The University of Redlands kicks off their year of communal reads and events around author Octavia Butler’s novel, “Parable of the Sower.”
It is a dystopian novel with profound foresight, published in 1993 and takes place in California beginning in July of 2024.
The nonfiction book club at Frugal Frigate is the first event of a series of five this fall. More events will follow in spring of 2025.
The initiative behind the series is University of Redlands English professor Heather King.
“In 2020, like much of the world, I read ‘Parable of the Sower,’” King says. “It’s a piece of literature that’s very geographically aware. It is concerned with environmental studies and religious studies. It has Redlands written all over it. I felt strongly that our university needed to mark it, to honor it, to think about the ways that helps us sets us apart and be accessible to the community.”
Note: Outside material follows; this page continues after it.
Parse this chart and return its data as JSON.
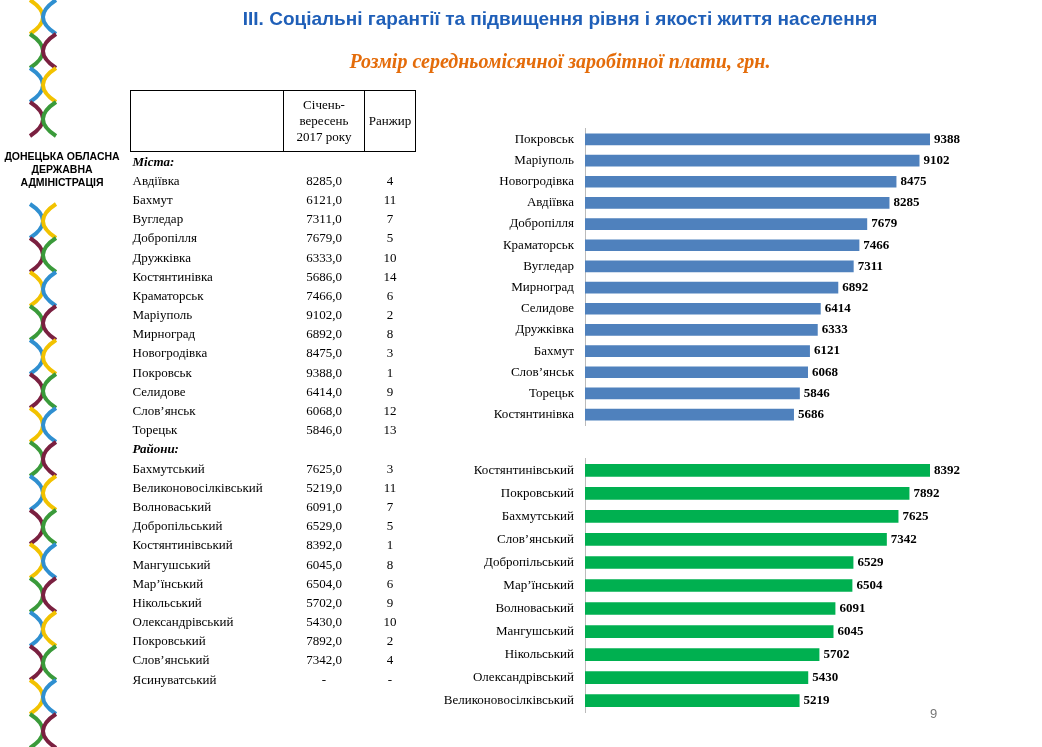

She applied in 2022 and got a $60,000 grant from the National Endowment for the Humanities that helped cover costs related to planning and a programming year, the latter of which is about to begin.
“The planning year consisted of basically a study of university faculty and local high school teachers,” King says.
They read and discussed the book and graphic novel and secondary material from various interdisciplinary perspectives, according to King.
And through a mapping workshop, they created an interactive GIS map of the storyline of the novel, following the heroine from Robledo near Los Angeles to Northern California.
The result of the interactive map created with Redlands-based Esri software will be presented at a Redlands Forum event.
A benefit of the upcoming events is that “All entering first year students will get a copy of the novel, courtesy of Dean Justin Rose and Kathryn Tucker from Seiter Chair of Writing,” King says.
The books will be purchased through The Frugal Frigate on State Street, where the very first event takes place.
Five departments work together to provide the university’s first-year students seminars related to the book.
Crafton Hills College has also designated the book as their selection, creating a teaching guide that they share with U of R, who in return shares their mapping with Crafton.
In all 20 people are working together to make the events a success, besides U of R faculty, Crafton Hills College and U.C. Riverside, there are English teachers at RHS, REV and the Grove High School. A.K. Smiley Public Library is part of the event series.
For King, the purpose of the collaboration with the community at large is to “Make some meaning together. Butler’s novel asks incredibly profound questions,” she said, centered around faith, environmental collapse, the cost of hyper-empathy, how communities are formed and what happens when civic structures fall apart.
The first event takes place at the fiction book club at The Frugal Frigate on Thursday, July 18 at 6:30 p.m. All are welcome, no registration necessary.
“Parable of the Sower” Community events by U of R
July 18: Book discussion of Parable of the Sower at the fiction book club at Frugal Frigate bookstore.
Sept. 24: Interactive GIS mapping of Parable of the Sower at Redlands Forum.
Sept. 27: Marathon Read on the university campus. Sign up to read together.
Oct. 15: One City – One Book discussion of Parable of the Sower novel at the A.K. Smiley Library.
Oct. 26: One City – One Book discussion of the graphic novel of Parable of the Sower at A.K. Smiley Library. Illustrated by University of Riverside professor, John Jennings who will hopefully be part of the presentation.
Tentative events also planned include community meditation, lead by University of Redlands professor of religious studies Lillian Larson, based on the Earthseed verses from the novel.
There is a plant walk addressing the extensive native plant knowledge in the novel at the Sustainable University of Redlands Farm by chemistry professor Rebecca Lyons.
Speakers in the spring include Pandora Thomas, founder of the EARTHseed Afro-indigenous permaculture farm in Sebastopol, California.